I have a set of calphalon tri-ply copper cookware and find it impossible to obtain the bright, shiny finish they had prior to the first use. I clean them with the calphalon cream polish, then quickly dry them to avoid spotting, however, the next day I notice darker swirl marks and other discolorations. I hang them on a pot rack rather than storing in a cabinet; would being exposed to the air make a difference? I would appreciate any tips/advice. p.s. I've also tried brasso and find the same disappointing results.


----------



## BubbaGourmet (Jan 11, 2004)

I am currently testing a set of copper bottomed tri-ply cookware for a review later on. The care manual stated that this discoloration is normal. Just for the heck ooof it I tried barkeeper's Friend on the copper. Came out nice!


----------



## 2dogsmom (Jan 11, 2004)

*copper care*

isn't barkeeper's friend abrasive?  i sure don't want to scratch a set of $500 cookware!


----------



## BubbaGourmet (Jan 12, 2004)

2dogsmom;
   Yes it is mildly abrasive about like using baking soda.
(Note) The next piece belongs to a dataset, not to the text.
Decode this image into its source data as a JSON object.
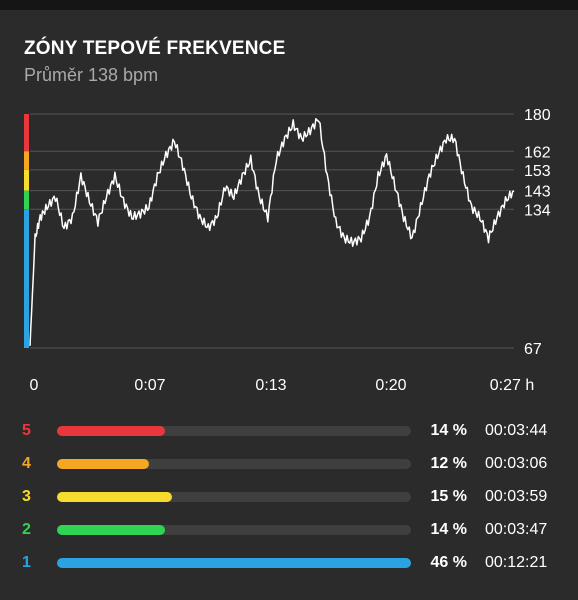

But for heavy oxidation you either need abrasive or acid. I will try lemon juice and vinegar next and let you know how THEY do.


----------



## 2dogsmom (Jan 12, 2004)

bubbagourmet--
ok--let me know how it works for you.
the calphalon cream does do a good job with the oxidation (they look good as new after i rinse them) , however, it's a few hours after i have dried the piece that i notice the color turning darker (a dull, darker copper rather than the bright, shiny copper).  anyway, let me know how the lemon juice works and thanks!


----------



## kitchenelf (Jan 12, 2004)

I have rubbed my copper with ketchup, let it sit for about 5 to 10 minutes, then washed off.  I guess that would be the "acid"


----------



## 2dogsmom (Jan 14, 2004)

i am trying the ketchup trick right now-i'll let you know how it turns out.  (i just hope my dogs do not realize there is a "tasty" saucepan sitting on the counter)


----------



## kitchenelf (Jan 14, 2004)

How did it turn out 2dogsmom - the curious want to know???  8)


----------



## 2dogsmom (Jan 14, 2004)

actually, really well.  this pan was not severly oxidized liked they usually are after cooking, so i will have to try with one that is.


----------